Have payment policies in place (e.g. how often, invoicing, scope of work, terms of release)
Over communicate
Set-up a pod just to review bounty work. We never did any reviews and this is one of my big learnings as I ended up redoing most of the work we paid to get done.
Automate task management and payments. We didn’t, we tried using Dework but it didn’t work for us and so we ended up doing all accounting manually on a spreadsheet. Have a strong intent to embrace the tech tools in your DAO. The efficiency it brings is unbeatable.
Have a budget and stick to it for fair allocation. It also helps deal with hard money conversations. Also keep emotions out. If one thing I’d like to be smart contract enabled is the budget for emotionless fair auto disbursement of funds
Avoid being a central point of coordination. I ended up being one (as the only full time contributor) and it left me exhausted.
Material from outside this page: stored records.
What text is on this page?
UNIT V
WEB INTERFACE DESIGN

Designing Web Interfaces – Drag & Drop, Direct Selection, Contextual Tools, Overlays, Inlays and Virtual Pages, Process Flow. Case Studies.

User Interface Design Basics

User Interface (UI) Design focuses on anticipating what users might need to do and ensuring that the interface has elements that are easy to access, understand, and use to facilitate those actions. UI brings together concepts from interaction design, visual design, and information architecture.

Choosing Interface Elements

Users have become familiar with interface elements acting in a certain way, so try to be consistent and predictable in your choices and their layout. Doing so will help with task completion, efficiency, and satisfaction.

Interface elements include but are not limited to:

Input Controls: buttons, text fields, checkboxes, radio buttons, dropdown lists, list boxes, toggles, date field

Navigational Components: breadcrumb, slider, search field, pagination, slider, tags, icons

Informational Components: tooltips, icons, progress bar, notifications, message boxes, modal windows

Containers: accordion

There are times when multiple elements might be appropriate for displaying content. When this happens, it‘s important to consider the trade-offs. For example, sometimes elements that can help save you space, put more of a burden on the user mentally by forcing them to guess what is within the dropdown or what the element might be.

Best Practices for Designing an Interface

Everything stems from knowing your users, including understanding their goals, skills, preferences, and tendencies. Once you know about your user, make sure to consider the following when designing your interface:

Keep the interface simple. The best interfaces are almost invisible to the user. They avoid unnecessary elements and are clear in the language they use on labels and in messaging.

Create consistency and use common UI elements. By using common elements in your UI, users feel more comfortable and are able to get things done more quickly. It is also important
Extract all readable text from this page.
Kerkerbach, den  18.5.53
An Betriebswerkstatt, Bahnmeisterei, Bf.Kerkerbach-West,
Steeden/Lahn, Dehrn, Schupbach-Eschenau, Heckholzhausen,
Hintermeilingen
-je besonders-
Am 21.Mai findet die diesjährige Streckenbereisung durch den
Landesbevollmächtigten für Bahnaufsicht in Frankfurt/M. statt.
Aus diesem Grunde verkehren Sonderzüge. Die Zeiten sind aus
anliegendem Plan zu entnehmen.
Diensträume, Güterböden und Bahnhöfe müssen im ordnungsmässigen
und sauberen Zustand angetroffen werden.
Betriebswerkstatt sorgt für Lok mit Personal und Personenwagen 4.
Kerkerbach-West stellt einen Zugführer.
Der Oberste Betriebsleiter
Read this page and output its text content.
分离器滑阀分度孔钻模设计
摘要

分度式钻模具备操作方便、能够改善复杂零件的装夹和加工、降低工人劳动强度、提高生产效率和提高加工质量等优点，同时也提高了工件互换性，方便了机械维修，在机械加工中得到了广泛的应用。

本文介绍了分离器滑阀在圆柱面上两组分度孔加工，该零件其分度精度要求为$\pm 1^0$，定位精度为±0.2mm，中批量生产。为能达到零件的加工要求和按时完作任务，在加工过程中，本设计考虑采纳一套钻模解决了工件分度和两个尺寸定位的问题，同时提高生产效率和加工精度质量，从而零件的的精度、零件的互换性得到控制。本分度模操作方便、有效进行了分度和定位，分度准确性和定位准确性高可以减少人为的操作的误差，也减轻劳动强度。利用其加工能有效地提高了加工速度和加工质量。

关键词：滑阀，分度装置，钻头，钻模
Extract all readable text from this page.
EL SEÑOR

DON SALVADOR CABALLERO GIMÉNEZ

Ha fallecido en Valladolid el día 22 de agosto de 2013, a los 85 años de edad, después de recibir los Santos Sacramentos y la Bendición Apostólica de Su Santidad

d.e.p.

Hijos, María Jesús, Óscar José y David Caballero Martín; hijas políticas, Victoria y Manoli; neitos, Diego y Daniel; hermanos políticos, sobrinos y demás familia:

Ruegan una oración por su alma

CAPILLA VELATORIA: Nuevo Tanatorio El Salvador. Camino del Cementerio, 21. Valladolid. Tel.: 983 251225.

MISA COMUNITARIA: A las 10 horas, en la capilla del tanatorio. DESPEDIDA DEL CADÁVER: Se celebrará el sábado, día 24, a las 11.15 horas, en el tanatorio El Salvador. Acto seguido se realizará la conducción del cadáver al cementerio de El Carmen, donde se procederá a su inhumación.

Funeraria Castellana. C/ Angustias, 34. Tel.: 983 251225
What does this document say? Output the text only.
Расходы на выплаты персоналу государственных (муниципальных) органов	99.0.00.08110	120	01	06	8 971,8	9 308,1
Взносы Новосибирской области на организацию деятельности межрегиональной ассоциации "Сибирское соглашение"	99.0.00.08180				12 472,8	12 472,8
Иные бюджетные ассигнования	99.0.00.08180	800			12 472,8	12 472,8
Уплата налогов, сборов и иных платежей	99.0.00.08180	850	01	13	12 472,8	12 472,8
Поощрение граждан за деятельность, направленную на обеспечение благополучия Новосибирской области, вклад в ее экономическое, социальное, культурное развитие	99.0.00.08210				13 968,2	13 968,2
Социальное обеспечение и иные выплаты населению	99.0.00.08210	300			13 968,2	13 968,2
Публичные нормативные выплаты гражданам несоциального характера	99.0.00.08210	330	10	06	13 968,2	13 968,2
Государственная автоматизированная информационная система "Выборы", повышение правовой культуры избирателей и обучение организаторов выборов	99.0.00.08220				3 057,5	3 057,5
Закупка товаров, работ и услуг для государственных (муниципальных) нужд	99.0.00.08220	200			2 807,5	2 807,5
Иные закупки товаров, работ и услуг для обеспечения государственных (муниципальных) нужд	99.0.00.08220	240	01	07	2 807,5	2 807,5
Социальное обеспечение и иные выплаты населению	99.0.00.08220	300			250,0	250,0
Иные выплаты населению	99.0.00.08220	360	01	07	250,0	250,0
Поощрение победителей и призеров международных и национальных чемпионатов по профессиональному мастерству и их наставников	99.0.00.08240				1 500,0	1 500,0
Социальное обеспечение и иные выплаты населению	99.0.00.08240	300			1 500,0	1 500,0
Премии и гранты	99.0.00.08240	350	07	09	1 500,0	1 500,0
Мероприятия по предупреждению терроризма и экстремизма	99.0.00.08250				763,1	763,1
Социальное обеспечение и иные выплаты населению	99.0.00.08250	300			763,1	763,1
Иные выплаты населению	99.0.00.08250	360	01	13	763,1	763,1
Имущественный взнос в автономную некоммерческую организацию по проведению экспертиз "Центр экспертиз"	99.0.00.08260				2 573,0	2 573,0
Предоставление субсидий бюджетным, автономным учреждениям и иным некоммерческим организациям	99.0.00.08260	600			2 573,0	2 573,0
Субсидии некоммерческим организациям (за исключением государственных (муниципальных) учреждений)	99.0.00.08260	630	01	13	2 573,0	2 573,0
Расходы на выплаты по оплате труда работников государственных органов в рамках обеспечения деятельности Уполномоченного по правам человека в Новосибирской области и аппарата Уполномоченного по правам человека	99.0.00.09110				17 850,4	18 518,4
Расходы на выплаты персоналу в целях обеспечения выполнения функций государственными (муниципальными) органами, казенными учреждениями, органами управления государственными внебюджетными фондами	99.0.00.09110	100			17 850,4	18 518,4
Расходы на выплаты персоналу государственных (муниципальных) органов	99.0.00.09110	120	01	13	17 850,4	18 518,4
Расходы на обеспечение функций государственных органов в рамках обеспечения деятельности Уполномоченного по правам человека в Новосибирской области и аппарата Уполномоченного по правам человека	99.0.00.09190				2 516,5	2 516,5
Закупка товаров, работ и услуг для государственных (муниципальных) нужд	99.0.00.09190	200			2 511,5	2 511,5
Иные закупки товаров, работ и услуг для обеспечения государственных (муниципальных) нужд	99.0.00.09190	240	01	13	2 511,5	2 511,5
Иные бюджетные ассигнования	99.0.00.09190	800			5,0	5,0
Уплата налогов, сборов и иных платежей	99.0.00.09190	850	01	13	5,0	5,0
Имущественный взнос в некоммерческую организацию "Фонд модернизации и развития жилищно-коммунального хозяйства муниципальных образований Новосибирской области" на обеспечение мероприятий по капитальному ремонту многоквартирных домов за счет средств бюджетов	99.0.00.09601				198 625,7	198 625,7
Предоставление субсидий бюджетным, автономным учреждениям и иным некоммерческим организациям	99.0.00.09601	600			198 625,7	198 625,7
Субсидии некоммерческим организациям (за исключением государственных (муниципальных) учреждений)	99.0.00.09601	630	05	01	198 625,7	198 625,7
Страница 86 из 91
DAO knowledge management super essential. Take time to document everything that’s happened in your DAO and everything you are working on. Have a visual map to guide newcomers.
November
Leaders eat last. Take care of your contributors first.
Strive for a team that’s driven by mission first. Do a culture reset if needed, start all over again if needed. That’s the beauty of DAOs
How to start a DAO? Our story
We started Impact DAO Media on Twitter through an open call for contributors. You can read our origin story on Bankless written by our brilliant contributor Matthew aka Seneca
The tweet that launched Impact DAO Media
About 15 people responded to the initial call for contributors. We launched the DAO on a Zoom call and had an after party in Discord.